Esta peça não é certamente uma obra-prima ao nível de clássicos como Morte de Um Caixeiro-Viajante ou As Bruxas de Salem - peças que colocaram definitivamente Arthur Miller no pódio dos grandes dramaturgos do século XX. No Vil-lain não tem o diálogo conciso e brilhante, nem a intensidade trágica das obras posteriores de Miller. Mas esta peça dirigida por Sean Turner no minúsculo teatro do Old Red Lion revela o talento em bruto e as enormes potencialidades de um Miller sub-21.

Não surpreende, aliás, que a estreia mundial tenha ocorrido em Londres. A popularidade de Arthur Miller continua a ser enorme no Reino Unido. Em outubro, a BBC comemorou o centenário do escritor com uma série de documentários, peças radiofónicas e programas sobre ele.

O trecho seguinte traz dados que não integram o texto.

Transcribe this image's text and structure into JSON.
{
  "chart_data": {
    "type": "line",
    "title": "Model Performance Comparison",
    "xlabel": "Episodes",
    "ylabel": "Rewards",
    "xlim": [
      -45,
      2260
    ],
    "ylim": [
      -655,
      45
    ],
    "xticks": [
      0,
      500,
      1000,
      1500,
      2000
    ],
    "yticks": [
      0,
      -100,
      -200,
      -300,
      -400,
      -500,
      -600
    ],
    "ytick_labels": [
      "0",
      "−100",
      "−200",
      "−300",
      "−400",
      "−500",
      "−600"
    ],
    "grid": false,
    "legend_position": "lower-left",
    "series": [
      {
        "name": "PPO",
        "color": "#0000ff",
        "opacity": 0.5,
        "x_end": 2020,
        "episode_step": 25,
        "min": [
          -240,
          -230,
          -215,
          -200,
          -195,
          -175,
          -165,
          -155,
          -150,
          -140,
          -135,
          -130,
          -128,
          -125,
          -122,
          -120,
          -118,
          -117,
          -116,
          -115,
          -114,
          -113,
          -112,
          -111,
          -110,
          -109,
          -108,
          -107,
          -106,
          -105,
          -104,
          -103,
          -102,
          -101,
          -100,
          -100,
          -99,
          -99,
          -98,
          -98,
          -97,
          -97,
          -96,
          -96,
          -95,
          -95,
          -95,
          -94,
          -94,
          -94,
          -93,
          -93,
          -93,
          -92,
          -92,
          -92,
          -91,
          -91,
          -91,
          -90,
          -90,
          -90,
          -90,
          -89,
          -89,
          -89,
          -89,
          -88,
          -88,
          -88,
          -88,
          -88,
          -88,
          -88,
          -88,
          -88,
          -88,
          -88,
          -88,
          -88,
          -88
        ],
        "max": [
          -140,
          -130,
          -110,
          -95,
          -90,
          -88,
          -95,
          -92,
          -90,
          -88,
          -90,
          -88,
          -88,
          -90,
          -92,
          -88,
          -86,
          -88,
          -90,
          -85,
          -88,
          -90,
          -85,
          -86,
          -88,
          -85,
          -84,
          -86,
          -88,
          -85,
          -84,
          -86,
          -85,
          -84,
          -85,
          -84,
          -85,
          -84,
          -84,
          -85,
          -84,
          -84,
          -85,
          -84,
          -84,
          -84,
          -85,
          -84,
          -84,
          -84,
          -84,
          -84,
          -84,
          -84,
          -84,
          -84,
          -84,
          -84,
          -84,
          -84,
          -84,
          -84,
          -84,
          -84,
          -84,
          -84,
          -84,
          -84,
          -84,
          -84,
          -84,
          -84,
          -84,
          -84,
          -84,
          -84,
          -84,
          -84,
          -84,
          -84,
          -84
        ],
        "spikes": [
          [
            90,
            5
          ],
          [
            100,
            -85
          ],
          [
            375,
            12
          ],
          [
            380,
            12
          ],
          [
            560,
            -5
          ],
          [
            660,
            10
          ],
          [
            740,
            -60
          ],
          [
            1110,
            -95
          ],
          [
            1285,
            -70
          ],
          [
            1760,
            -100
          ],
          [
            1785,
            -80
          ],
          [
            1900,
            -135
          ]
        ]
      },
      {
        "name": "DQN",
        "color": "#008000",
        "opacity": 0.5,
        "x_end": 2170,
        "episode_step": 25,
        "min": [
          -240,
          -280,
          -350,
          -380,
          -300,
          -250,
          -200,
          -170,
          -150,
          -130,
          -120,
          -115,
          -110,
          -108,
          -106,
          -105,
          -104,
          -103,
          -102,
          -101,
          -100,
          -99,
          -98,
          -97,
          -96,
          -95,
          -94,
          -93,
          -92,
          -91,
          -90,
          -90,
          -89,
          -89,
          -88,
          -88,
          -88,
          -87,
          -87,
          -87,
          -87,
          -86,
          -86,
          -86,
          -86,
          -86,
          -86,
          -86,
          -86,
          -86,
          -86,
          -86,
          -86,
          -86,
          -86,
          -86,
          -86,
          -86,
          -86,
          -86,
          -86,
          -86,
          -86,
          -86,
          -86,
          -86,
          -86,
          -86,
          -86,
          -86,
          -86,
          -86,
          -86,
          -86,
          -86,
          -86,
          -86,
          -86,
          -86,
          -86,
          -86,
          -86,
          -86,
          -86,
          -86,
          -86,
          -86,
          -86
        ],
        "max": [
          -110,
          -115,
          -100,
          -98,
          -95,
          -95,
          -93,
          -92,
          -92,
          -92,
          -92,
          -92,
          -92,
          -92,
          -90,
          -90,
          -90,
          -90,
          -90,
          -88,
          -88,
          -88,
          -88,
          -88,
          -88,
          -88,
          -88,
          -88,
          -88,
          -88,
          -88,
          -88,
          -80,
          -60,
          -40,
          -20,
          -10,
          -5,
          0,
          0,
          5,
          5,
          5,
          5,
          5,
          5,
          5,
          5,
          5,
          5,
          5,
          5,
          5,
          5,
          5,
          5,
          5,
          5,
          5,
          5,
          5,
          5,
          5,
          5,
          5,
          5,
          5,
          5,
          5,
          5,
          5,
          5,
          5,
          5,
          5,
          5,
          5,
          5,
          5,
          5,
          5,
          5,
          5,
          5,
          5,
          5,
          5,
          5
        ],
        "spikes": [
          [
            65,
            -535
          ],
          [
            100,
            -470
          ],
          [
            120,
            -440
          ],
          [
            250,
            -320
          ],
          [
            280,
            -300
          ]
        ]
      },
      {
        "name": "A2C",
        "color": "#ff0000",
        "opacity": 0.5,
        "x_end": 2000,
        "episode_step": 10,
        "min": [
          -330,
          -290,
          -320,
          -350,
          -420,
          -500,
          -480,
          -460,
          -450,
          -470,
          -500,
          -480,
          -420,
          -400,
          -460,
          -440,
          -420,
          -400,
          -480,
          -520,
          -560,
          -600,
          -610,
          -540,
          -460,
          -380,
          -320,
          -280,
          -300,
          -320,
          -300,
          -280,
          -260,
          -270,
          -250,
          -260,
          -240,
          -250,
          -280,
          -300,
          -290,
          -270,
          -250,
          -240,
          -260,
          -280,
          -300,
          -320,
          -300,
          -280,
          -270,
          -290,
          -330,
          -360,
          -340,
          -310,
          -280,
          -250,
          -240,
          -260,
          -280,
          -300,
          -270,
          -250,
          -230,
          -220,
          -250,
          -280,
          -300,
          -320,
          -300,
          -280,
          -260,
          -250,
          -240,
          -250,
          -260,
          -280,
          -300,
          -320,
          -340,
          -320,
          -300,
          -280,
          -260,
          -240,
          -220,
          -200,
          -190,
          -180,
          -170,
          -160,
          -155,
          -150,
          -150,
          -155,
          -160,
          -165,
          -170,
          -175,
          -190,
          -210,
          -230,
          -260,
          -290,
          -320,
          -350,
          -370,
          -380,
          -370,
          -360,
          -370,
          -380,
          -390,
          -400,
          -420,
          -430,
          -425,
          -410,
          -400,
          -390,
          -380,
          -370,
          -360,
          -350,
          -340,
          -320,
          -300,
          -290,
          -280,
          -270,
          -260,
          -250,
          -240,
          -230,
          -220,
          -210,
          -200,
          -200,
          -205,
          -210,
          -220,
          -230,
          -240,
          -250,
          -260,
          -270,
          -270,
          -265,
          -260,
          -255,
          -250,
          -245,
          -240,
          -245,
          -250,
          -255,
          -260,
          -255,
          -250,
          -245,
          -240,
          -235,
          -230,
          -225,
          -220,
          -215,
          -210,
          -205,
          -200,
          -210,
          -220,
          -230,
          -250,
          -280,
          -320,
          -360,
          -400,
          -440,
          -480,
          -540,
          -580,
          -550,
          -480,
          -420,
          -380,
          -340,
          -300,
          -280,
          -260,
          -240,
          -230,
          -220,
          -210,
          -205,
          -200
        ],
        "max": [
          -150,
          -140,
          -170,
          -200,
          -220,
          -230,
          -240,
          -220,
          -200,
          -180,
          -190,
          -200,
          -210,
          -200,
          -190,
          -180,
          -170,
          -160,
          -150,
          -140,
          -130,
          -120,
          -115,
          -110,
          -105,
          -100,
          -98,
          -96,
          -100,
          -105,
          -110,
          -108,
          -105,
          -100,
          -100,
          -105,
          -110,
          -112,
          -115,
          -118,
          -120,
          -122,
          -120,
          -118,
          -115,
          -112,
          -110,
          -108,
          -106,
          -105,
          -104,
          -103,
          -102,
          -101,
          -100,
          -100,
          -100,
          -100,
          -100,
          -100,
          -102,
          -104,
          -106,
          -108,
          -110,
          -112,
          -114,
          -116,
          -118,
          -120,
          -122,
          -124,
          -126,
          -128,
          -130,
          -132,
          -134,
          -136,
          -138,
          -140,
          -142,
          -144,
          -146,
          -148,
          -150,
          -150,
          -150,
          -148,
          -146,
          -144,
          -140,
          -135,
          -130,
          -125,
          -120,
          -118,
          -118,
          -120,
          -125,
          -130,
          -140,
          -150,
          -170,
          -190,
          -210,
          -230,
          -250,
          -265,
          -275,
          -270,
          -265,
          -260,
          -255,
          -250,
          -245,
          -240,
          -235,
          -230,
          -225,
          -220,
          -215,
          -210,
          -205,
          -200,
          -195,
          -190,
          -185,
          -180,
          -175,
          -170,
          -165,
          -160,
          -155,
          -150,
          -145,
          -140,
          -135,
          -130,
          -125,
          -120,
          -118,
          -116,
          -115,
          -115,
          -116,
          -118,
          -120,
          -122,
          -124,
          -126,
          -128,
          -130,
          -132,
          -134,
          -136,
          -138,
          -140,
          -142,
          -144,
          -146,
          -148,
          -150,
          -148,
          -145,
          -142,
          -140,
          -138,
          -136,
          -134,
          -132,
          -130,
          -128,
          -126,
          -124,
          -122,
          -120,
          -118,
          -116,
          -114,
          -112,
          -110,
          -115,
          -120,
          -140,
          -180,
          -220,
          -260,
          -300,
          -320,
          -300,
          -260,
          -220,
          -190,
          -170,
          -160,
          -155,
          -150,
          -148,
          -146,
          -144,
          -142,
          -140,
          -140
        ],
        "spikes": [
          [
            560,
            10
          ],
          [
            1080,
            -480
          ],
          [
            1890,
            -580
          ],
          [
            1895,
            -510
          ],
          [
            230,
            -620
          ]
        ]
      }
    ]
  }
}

Vários teatros britânicos relançaram trabalhos de Miller, nomeadamente Do Alto da Ponte - a peça exibida no teatro Young Vic, em Londres, ganhou mesmo o prémio Olivier de 2015. Nos Estados Unidos, ao contrário, Miller continua a sofrer com a reputação de intelectual marxista e com o sabor amargo deixado pela peça Depois da Queda, de 1964, em que abordou de forma mais ou menos encapotada o malfadado casamento com Marilyn Monroe.